Author: P. S. Edwards

Notes

  • 1. Hatfield 207.
  • 2. Aged 53 at death according to his MI, VCH Berks. iii. 150. Vis. Worcs. (Harl. Soc. xxvii), 80, 140; Cam. Misc. x(2), ped. facing p. xvi; Vis. Oxon. (Harl. Soc. v), 143; Misc. Gen. et Her. i. 143; Habington’s Worcs. (Worcs. Hist. Soc. 1899), ii. 2; Mill Stephenson, Mon. Brasses, 55; R. J. Stonor, Stonor, 238-9; LP Hen. VIII, iv, xix, DNB.
  • 3. LP Hen. VIII, viii-x, xiii, xv, xvi, xx; APC, iii. 334; iv. 98; 159; CPR, 1547-8, pp. 86, 91, 101; 1550-3, pp. 306, 352-5, 390-1, 393; 1553, pp. 184, 356, 413; 1553-4, pp. 25, 108, 112, 396; E101/423/12, ff. 8, 12; 163/12/17, no. 54; 315/340, f. 12v; Stowe 571, ff. 56v, 58v; Rep. R. Comm. of 1552 (Archs. of Brit. Hist. and Culture, iii), p. xxiv.
  • 4. Misc. Gen. et Her. i. 141-3.
  • 5. CSP Span. 1547-9, p. 254; 1550-2, pp. 328-30.

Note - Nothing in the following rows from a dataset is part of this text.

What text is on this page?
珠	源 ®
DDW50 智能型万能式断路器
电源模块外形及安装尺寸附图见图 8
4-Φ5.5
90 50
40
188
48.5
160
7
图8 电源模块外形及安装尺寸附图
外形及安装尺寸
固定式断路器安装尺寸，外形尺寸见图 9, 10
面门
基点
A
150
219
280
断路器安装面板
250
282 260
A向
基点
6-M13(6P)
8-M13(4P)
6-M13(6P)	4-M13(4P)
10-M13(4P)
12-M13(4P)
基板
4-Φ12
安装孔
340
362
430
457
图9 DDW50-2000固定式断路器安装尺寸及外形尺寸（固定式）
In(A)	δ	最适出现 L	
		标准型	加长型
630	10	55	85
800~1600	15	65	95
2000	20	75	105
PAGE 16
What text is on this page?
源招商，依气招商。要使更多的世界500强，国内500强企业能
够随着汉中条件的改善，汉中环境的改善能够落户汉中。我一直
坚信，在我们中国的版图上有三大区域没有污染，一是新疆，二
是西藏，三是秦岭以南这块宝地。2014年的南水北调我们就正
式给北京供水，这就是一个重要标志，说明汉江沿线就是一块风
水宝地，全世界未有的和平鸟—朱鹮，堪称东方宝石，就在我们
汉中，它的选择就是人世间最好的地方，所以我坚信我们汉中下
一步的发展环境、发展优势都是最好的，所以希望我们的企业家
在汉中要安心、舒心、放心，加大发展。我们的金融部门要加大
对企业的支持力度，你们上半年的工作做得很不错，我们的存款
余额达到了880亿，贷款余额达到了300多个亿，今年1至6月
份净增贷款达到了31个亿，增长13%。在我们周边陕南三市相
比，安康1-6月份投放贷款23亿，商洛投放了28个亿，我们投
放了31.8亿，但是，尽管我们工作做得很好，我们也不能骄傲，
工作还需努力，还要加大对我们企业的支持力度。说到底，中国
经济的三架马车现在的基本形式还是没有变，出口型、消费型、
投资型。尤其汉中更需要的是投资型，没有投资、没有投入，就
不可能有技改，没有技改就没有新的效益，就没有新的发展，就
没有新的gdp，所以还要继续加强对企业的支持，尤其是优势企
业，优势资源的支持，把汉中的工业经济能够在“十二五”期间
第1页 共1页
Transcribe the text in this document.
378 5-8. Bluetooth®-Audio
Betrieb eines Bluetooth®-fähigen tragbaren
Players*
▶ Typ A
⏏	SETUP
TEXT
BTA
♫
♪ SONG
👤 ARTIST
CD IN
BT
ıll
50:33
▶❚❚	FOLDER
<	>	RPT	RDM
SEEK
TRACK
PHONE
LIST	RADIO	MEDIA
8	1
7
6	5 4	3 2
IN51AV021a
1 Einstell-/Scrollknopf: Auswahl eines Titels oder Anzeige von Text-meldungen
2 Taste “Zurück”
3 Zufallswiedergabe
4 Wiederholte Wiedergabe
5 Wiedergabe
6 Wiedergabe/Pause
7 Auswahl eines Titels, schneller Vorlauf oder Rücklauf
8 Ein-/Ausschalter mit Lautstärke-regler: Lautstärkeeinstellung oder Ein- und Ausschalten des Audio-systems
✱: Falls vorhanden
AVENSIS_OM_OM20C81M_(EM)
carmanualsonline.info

  • 6. LP Hen. VIII, viii-x, xii, xiii, xv, xvii-xxi; M. L. Robertson, ‘Cromwell’s servants’ (Univ. California Los Angeles Ph.D. thesis, 1975), 499-500; Scarisbrick, Hen. VIII, 357, 359; APC, i. 98; Foxe, Acts and Mons. v. 474; E101/423/12, ff. 8, 12; 315/340, f. 12v; LC2/2/41.
  • 7. LP Hen. VIII, xv-xvii, xix.
  • 8. CSP Span. 1547-9, p. 254; Lit. Rems. Edw. VI, 396, 400; APC, iv. 20; Strype, Eccles. Memorials, ii(1), 138-9; M. L. Bush, Govt. Pol. Somerset, 88 and n. 34, 127 n. 2; W. K. Jordan, Edw. VI, ii. 376.
  • 9. CSP Span. 1547-9 to 1550-2 passim; Lit. Rems. Edw. VI, 239; EHR, lxx. 607-9; Jordan, i. 517-20; B. L. Beer, Northumberland, 89.
  • 10. CSP Span. 1550-2 to 1553 passim; Lit. Rems. Edw. VI, 31, 319, 337, 432n; Cam. Misc. x(2), pp. xii-xiii, xvii-xix; Jordan, ii. 522; Beer, 150.
  • 11. CSP Span. 1553 to 1554-8 passim; CSP Ven. 1555-6, pp. 253-4, 258, 308; CSP For. 1553-8, pp. 99, 173-4.
  • 12. PCC 34 Noodes; C142/115/74; Pevsner, Bucks. 88; VCH Berks. iii. 50.The MI gives 31 May as Hoby’s date of death; Holbein (The Queen’s Gallery, Buckingham Palace 1978-9), 105-7.